For $3 \le k \le n$, how many uniformly chosen points in $F^d$ are needed to be drawn such that with high probability (say $2/3$), the set of drawn points contains $k$ different points from (any) line?
Clarification: the last line refers to a set that contain at least one line (not all lines). 
Edit: a rough estimation regarding the number of draws needed (e.g., $O(n^d)$, $O(n^{d/2})$, $poly(d \log n)$, $O(d \log n)$, etc.) would also be very helpful.
 A: I think you need to consider arcs (when $d=2$) or caps (when $d>3$).  The normal definition of an cap is a collection of points, no three on a common line (an arc actually only coincides with this definition in a plane).  What you are interested in are the number of $(s,k-1)$-caps (common literature will refer to $(k,d)$-arcs in planes, this is a generalization); this will be a set of $s$ points such that no more than $k-1$ are on a common line. Any set of size $s$ will either be a $(s,k-1)$-cap, or else have the property you are interested in.

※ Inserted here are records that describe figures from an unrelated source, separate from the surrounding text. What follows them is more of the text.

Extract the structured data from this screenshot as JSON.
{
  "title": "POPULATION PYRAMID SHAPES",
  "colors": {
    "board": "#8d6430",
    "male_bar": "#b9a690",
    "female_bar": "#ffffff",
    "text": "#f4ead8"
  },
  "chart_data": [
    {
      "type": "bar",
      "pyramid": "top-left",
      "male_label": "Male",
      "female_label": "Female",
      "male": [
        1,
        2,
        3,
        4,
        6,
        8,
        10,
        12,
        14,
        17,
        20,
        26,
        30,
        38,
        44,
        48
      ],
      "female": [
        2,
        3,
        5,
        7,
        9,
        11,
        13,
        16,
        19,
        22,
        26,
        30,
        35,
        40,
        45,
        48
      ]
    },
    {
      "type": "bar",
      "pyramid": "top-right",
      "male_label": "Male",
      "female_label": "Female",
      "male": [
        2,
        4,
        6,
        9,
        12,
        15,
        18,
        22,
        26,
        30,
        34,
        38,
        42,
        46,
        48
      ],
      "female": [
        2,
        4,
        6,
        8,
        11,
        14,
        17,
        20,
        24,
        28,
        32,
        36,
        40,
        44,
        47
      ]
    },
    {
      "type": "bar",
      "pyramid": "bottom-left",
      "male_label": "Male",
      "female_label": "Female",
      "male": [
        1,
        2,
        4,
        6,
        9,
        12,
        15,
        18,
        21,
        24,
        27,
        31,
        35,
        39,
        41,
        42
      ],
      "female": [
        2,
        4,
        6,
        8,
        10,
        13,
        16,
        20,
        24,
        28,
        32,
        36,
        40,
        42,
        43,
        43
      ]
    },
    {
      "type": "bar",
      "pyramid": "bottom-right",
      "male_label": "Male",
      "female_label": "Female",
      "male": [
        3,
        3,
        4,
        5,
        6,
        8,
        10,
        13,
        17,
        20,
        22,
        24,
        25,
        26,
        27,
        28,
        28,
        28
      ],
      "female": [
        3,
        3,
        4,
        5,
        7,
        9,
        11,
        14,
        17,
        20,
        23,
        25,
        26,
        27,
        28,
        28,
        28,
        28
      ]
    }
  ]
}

Unfortunately the best reference I can find is mangled in the postscript conversion (weak).
[Old answer refers to the problem of ensuring every line contains at least $k$ points]
This is not an easy problem at all. The first question would be, how many points do you need in a set $\mathcal{S}$ for it to even be possible that every line contains at least $k$ points of $\mathcal{S}$? Such a set is called a $k$-fold blocking set (with respect to lines).  You can see some details here.  I think this type of problem is more difficult in affine spaces than in projective spaces.  To do an analysis of the probability, you would need to know how many $k$-fold blocking sets of size $s$ there were, and you could compare that to ${q^d \choose s}$.
Unfortunately I can't give you an answer, just point out that these are well-studied objects (with lots of related open problems). Probably the most interesting (and well studied) area of research is on small blocking sets in projective planes (a search on google scholar for the term "blocking sets" will turn up lots of results).